It wasn’t until Victoria married Prince Albert in 1840, that the tradition of the Christmas tree began in Britain. Before then, it was the holly and the ivy that were twined around banisters and railings in English homes. There were even sprigs of holly stuck into the tops of Christmas puddings. The tannenbaum tradition, really was a German import along with the Prince Regent.
Trying to find scents that replicate that gentle slightly leafy smell is hard. Ivy turns up as a note in perfume, most successfully I think in Annick Goutal’s Eau de Camille, and as a very smooth component in the soft jade Puredistance Antonia.
The point about both of these fragrances is that they convey ivy’s foliage scent without the fusty earthy element you smell in the garden. Both perfumes feature ivy leaves, and not the earthy, steel woolen roots. The leaves are definitely the best smelling part of the ivy, and their musty undersides, definitely the worst.
Holly, by contrast, has very little fragrance to my nose, and mistletoe – to drag in another traditional English Christmas green – none at all. Maybe mistletoe does when it is fresh, but the only mistletoe I’ve ever been down wind of, is dried out and what ever smell it once possessed is long gone.

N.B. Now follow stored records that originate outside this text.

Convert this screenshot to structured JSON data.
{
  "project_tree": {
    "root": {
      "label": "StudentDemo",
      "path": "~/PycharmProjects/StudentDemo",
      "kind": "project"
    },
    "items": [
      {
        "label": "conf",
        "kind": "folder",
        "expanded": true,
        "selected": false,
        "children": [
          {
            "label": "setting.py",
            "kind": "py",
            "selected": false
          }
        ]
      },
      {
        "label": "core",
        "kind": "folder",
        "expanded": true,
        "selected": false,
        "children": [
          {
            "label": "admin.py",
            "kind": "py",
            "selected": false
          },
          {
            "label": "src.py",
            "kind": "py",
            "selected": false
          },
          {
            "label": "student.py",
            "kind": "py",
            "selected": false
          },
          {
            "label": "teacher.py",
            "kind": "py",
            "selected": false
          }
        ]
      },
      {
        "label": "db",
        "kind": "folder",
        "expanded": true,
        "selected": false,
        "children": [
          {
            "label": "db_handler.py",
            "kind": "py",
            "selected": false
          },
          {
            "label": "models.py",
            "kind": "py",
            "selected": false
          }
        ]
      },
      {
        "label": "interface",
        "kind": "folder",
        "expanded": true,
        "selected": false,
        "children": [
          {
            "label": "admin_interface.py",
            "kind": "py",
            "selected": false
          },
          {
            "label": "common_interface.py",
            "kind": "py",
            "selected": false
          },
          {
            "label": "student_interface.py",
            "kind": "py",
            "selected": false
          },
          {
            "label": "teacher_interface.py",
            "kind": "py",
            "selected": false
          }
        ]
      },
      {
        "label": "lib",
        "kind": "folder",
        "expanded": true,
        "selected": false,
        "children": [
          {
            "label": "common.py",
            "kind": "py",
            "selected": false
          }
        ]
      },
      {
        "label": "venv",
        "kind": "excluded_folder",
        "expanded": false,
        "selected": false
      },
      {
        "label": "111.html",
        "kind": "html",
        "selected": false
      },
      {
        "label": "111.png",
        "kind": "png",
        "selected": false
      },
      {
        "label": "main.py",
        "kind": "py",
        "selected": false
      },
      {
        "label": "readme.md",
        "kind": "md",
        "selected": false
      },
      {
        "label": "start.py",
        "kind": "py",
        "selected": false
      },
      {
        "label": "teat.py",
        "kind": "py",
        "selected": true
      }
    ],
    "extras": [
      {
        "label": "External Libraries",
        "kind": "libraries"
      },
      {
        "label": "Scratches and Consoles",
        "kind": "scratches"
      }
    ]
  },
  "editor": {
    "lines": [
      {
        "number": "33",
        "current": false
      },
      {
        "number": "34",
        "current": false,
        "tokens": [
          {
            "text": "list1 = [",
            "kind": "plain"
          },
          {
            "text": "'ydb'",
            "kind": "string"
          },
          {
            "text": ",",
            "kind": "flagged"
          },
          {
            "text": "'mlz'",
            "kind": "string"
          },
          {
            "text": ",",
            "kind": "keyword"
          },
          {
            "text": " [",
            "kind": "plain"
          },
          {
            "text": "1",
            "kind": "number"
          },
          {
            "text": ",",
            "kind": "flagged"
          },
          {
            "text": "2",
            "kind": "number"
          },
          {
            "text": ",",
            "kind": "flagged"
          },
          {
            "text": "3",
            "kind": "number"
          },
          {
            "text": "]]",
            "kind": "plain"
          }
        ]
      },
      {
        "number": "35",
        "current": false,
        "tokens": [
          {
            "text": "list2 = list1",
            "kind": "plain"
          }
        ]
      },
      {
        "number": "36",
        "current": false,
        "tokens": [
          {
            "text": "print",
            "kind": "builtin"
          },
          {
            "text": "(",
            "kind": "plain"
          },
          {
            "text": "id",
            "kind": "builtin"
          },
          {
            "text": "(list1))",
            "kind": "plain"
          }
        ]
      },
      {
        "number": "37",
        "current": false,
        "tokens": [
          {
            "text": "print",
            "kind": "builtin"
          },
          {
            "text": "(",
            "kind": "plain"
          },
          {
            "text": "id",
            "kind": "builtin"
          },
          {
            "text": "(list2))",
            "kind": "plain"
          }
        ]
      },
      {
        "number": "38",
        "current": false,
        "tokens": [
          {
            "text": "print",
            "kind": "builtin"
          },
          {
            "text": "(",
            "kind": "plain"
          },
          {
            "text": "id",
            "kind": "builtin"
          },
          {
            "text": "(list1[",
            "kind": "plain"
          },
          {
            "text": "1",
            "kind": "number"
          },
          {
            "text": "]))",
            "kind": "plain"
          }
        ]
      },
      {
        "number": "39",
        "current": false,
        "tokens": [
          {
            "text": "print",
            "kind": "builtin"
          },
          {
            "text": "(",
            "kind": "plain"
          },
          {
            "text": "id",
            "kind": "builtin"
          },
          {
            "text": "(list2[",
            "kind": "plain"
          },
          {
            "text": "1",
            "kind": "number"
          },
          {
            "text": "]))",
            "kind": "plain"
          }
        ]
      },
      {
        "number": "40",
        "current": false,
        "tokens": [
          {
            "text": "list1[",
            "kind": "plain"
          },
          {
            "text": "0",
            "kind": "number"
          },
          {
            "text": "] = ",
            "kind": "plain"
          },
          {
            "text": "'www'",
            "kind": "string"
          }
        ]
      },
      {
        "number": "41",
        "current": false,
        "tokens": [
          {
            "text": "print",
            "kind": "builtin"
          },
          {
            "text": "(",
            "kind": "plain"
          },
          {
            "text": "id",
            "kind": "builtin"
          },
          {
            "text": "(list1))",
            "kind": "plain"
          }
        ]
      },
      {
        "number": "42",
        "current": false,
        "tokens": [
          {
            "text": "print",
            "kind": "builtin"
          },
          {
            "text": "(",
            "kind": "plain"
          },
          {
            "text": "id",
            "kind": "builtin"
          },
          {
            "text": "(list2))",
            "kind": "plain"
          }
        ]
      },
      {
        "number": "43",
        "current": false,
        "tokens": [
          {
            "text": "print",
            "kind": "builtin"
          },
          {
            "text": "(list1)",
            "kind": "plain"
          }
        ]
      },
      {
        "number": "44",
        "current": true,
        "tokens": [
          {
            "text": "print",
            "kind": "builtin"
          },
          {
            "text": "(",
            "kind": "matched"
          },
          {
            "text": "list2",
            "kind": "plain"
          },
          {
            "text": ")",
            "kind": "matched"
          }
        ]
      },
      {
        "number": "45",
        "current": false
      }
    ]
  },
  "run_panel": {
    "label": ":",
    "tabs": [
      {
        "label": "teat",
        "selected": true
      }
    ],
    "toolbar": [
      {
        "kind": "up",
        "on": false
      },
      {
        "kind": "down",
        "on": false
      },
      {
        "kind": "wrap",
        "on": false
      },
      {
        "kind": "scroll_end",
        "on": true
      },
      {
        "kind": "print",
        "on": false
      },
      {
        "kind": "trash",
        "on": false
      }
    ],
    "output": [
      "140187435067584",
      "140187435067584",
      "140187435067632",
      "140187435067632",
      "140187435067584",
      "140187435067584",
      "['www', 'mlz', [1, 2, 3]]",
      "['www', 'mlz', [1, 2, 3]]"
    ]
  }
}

My fantasy substitution is Celadon a velvet napped green scent of Dawn Spencer Hurwitz’s. It is a very textural perfume, and now that I think of it, if you like Puredistance Antonia, you will probably also like Celadon. They share a sensibility that domesticates green, and makes it elegant and tactile, not at all strident. These are greens very well suited to a lady’s wrist, there’s nothing aromatic or piercing about them. Both of the scents are hushed and civilized with self effacing good manners.
Lastly, I am using old Emeraude as a Christmas smell this year. I’m not clear why Emeraude is called a green oriental, since there is no listed note in it that sounds particularly green to me. The top of orange, bergamot, and lemon recall its near relation Shalimar, but Emeraude on me, does contain a kind of powdery allusion to malachite in its upper registers. I smell it particularly in the extract.
Oh well, the tint may be an illusion but Emeraude still manages to have a Christmasy smell to it, that I don’t find in Shalimar, and that I do like a lot. It’s a sort of fantasy holly smell. Emeraude is a gentle interpretation of the holly, not a prickly one. It’s very easy to wear, a holly with no spines.
These perfumes allow you to wear a lightly seasonal scent, even if you normally don’t wear Orientals or gourmands (which are the usual suspects in the Christmas line-up). But greens were there long before those central European spices, and it is good to find a place for the holly and the ivy, even if they end up as the ghosts of Christmases long past.